The storeroom came into view. Hushed warnings of a hungry tiger inside, who devoured all who dared to enter. He remembered building up the courage to venture inside for years, and when he finally did, the disappointment could scarcely have been greater. It turned out to be a dingy little place to put old worn-out clothes and broken-down sewing machines in. All a ploy to keep him and his nosy cousins from hurting themselves falling over old furniture.
His thoughts then took him to the shady plot nearby, whose old brick walls hid from them the occupants and their lives. For years it was shrouded in mystery, home only to dangerous monkeys and scary things of the night: it now revealed itself as a simple family’s ancestral land fighting against being incorporated.
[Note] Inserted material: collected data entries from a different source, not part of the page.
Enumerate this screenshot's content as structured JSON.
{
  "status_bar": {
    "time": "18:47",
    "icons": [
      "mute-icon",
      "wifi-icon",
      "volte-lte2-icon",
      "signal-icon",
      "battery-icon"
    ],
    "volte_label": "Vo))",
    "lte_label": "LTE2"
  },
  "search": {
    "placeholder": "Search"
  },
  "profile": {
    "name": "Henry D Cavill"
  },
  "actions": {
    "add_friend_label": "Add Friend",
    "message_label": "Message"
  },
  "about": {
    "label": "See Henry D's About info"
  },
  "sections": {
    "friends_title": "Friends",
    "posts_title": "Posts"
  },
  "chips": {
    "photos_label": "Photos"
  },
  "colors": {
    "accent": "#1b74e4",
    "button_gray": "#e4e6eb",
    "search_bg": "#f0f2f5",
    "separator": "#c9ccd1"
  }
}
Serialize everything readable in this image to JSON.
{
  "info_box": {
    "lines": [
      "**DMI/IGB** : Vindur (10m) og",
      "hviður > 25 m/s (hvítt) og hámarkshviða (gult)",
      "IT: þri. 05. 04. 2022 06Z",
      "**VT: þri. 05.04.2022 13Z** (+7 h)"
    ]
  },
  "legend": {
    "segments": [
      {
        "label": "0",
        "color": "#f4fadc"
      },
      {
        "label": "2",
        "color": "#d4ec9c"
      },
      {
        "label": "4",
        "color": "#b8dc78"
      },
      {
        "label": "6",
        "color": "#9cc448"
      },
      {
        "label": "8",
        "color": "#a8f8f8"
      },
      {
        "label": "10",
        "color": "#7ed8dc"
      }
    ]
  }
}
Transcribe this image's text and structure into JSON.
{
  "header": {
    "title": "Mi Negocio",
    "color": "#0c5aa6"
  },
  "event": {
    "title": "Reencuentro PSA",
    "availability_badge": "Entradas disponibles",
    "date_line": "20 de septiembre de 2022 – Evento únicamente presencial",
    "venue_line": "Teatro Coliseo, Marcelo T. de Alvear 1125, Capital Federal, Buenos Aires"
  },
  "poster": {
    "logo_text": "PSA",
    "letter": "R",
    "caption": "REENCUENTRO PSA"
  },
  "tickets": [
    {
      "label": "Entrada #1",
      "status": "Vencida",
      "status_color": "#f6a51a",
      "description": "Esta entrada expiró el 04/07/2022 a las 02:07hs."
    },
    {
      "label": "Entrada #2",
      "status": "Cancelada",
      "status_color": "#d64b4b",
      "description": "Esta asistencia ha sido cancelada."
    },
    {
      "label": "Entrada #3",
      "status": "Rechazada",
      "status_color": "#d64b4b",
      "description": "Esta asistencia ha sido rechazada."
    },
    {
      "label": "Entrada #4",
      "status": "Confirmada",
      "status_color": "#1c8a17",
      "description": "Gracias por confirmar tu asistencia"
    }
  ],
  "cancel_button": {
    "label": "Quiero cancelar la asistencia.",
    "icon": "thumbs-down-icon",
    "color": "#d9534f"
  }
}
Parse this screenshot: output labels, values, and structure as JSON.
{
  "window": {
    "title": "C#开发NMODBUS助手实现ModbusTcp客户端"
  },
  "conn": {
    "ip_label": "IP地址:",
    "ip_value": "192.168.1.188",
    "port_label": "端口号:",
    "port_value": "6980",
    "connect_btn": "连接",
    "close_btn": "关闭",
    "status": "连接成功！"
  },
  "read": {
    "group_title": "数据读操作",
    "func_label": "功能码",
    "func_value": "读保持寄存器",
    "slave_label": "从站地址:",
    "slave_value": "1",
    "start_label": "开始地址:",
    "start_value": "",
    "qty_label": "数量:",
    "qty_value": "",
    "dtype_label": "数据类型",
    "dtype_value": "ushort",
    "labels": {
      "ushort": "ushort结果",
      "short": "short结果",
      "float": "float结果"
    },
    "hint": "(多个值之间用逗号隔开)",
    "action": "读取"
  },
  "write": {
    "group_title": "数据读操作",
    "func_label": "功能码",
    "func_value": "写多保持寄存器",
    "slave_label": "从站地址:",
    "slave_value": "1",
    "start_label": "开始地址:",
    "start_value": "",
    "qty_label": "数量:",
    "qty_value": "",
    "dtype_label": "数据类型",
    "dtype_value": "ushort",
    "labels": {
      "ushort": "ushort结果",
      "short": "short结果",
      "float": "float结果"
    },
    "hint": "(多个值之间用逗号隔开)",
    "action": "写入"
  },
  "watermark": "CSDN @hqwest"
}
Everything that was huge before now seemed so small, and everything mysterious now mundane. The naivety of boyhood had given way to the realisms of adult life, and it seemed to him as if all magic were lost. The house seemed smaller but emptier, a void that could not be filled by people or things. Even in its emptiness did it manage to rub shoulders with him, reminding him of what was. Reminding him of his grandparents, they who had been old his entire life, now seeming older each year. Wrapping themselves up tighter with each passing winter, their ailments more pronounced.
He sat alone. Only he was a stranger on the roof then, of an unfamiliar house, in an unknown town.